Mandriva's Open Letter To Steve Ballmer
An anonymous reader writes "An entry on the Mandriva Blog, written by Mandriva CEO François Bancilhon, says that the Nigerian government, after ordering thousands of Classmate PCs with Mandriva Linux installed, has suddenly decided that they will instead install Windows. They will pay for the pre-loaded Mandriva Linux on the low-cost computing devices intended for children in the developing world, but immmediately replace the OS. The blog doesn't quite use the 'B' word but does suggest that this was not a decision that the Nigerian government made on its own."
First, you have no evidence of bribery. Just insinuation and highly unprofessional whining from a "CEO" who any board of a non mickey-mouse company would fire for making such a post. Second - your analogy is bullshit. Bob's Concrete Construction does not pay "the government" to "get the contract." Rather, the construction company might pay somebody with particular power and insufficient oversight to get awarded a contract that it wouldn't otherwise on its own merits. You can't bribe 'the government' to win a government contract, obviously. Every act of selling something has costs. There are costs to advertise. There are costs to meet with clients. there are costs to point out the relative strength of your product compared to competitors. There may even be things like 'loss leaders.' We don't think of any of these items, generally speaking, as particularly unethical when done in reasonable amounts, and certainly we don't call any of them 'bribery.' When actual cash-in-a-paper-bag bribery does occur - we naturally blame the organization whose lack of accountability allowed it to occur first and foremost. If a minister in nigeria would accept cash-in-a-bag he's acting against the best interests of the citizens he is entrusted to represent, while the cash-bag-giver is arguably doing exactly what is in their shareholders interests - securing more sales. but what if there was no cash in a bag, but simply a meeting at a fancy hotel in london where microsoft hashed out the relative merits of its product and offered a competitive price.. is this "bribery?" If so, then nearly every business traveller in the world is guilty of it on one end or another. More to the point - you dont know what happened or to what degree. Your words indicate a fairly naive understanding of what bribery is and where the responsibilities lie. Until then, perhaps idly spreading rumors isnt such a good idea.. oh wait.. tihs is slashdot.
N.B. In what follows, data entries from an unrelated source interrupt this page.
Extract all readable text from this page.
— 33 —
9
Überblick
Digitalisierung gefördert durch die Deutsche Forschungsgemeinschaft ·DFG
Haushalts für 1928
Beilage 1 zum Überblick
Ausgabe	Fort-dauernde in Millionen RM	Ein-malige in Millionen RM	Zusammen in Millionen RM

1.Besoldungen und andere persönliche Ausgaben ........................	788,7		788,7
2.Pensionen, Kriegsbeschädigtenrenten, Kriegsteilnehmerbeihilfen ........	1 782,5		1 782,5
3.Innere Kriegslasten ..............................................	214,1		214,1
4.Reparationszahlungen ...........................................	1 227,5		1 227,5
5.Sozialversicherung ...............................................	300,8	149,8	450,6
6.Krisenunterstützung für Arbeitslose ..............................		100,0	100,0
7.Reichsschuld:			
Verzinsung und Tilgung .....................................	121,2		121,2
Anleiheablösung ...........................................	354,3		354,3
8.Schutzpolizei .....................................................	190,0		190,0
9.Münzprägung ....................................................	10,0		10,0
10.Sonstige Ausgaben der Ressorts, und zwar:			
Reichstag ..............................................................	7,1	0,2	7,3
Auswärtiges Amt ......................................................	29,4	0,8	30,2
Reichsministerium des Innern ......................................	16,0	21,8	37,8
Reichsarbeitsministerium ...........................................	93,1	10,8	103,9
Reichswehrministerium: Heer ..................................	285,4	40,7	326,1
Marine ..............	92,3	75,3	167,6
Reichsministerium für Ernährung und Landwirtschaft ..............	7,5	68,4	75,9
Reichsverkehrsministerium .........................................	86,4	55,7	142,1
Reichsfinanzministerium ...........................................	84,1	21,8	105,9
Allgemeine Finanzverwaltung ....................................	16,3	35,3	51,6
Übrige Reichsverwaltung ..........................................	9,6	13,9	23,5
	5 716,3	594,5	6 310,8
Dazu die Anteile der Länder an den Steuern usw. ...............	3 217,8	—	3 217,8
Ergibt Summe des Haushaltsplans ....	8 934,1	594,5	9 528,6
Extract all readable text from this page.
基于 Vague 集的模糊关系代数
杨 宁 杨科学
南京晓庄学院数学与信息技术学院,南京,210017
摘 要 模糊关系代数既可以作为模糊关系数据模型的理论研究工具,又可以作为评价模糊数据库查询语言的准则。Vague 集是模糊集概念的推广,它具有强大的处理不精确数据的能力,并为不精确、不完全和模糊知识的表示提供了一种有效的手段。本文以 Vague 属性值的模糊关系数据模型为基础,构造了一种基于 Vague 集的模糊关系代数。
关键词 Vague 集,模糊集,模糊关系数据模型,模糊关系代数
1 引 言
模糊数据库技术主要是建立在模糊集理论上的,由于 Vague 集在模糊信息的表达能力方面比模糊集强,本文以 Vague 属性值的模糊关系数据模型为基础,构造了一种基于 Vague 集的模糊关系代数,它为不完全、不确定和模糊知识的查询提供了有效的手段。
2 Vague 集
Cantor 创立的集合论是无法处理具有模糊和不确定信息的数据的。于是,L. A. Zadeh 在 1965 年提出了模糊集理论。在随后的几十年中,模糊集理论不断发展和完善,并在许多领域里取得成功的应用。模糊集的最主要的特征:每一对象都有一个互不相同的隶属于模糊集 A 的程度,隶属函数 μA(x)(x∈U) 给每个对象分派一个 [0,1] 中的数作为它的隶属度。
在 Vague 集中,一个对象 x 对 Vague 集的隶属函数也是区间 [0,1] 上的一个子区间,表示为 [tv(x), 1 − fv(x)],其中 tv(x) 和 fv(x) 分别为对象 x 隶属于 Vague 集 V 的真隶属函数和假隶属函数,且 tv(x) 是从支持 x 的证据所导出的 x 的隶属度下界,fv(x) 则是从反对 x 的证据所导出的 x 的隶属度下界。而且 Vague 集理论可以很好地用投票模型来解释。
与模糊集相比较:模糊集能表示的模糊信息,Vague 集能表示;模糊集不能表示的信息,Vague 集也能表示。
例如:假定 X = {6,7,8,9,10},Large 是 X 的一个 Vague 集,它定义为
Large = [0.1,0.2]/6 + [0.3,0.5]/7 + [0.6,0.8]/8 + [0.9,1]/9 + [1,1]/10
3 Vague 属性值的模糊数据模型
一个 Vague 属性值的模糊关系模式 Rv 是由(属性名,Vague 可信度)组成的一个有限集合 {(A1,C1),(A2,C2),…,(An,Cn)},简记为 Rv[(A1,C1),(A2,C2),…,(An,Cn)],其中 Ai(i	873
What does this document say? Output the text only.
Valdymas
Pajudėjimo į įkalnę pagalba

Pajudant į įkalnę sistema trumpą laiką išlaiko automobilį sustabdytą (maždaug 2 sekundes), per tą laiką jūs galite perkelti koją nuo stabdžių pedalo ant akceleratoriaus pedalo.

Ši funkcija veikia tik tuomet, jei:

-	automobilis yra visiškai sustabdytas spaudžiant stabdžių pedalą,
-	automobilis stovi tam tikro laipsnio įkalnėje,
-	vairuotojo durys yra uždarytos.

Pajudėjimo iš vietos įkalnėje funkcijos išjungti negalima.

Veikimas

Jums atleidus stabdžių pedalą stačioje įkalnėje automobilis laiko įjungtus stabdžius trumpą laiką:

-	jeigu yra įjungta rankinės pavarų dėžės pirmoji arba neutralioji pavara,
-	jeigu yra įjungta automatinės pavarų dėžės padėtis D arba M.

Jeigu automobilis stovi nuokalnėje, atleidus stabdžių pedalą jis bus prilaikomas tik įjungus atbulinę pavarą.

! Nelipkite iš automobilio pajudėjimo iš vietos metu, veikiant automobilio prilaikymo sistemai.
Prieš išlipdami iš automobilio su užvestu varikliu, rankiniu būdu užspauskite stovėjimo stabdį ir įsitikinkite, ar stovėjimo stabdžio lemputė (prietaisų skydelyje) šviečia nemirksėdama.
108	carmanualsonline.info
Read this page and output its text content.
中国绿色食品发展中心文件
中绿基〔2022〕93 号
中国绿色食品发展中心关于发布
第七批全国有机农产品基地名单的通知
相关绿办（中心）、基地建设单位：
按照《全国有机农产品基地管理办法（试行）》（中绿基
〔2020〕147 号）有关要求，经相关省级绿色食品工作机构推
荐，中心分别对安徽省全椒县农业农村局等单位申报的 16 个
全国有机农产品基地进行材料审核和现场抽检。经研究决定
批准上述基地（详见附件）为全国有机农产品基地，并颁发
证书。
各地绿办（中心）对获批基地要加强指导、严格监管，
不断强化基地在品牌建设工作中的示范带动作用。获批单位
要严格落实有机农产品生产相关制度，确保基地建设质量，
Millions? Millions? Um... Ok.
Uh..., apparently he knows more details of the deal than you do. Perhaps because he actually RTFA. It was certainly not a "more competative (sic) bid" that prompted the Nigerian government to buy the PC's with Mandriva installed and then pay more money to purchase Windows, and then pay still more money to replace the Mandriva install with Windows.
Nigeria and Microsoft. Please...
Occam's Razor says this deal has bribe written all over it until proven otherwise.
From bribing standards board of sweden, to bribing nigerian government. microsoft is losing its edge it seems.
Read radical news here
It takes a huge amount of bravery to stand up to the puling hordes of the Stallmanistas. The Nigerian government simply because convinced that having their citizens growing up and only knowing a third-rate operating system would effectively cripple them in the world marketplace.
Why eat mad-cow brains when you can have steak? It just doesn't make sense, and Nigeria realized that.
Another great thing about the deal: if Nigerians are employed to install Windows on those machines, it will give them valuable experience of Windows, from beginning to end. That is a worthwhile job skill, unlike knowing how to install one of the billions of different flavors of Teh Lunix.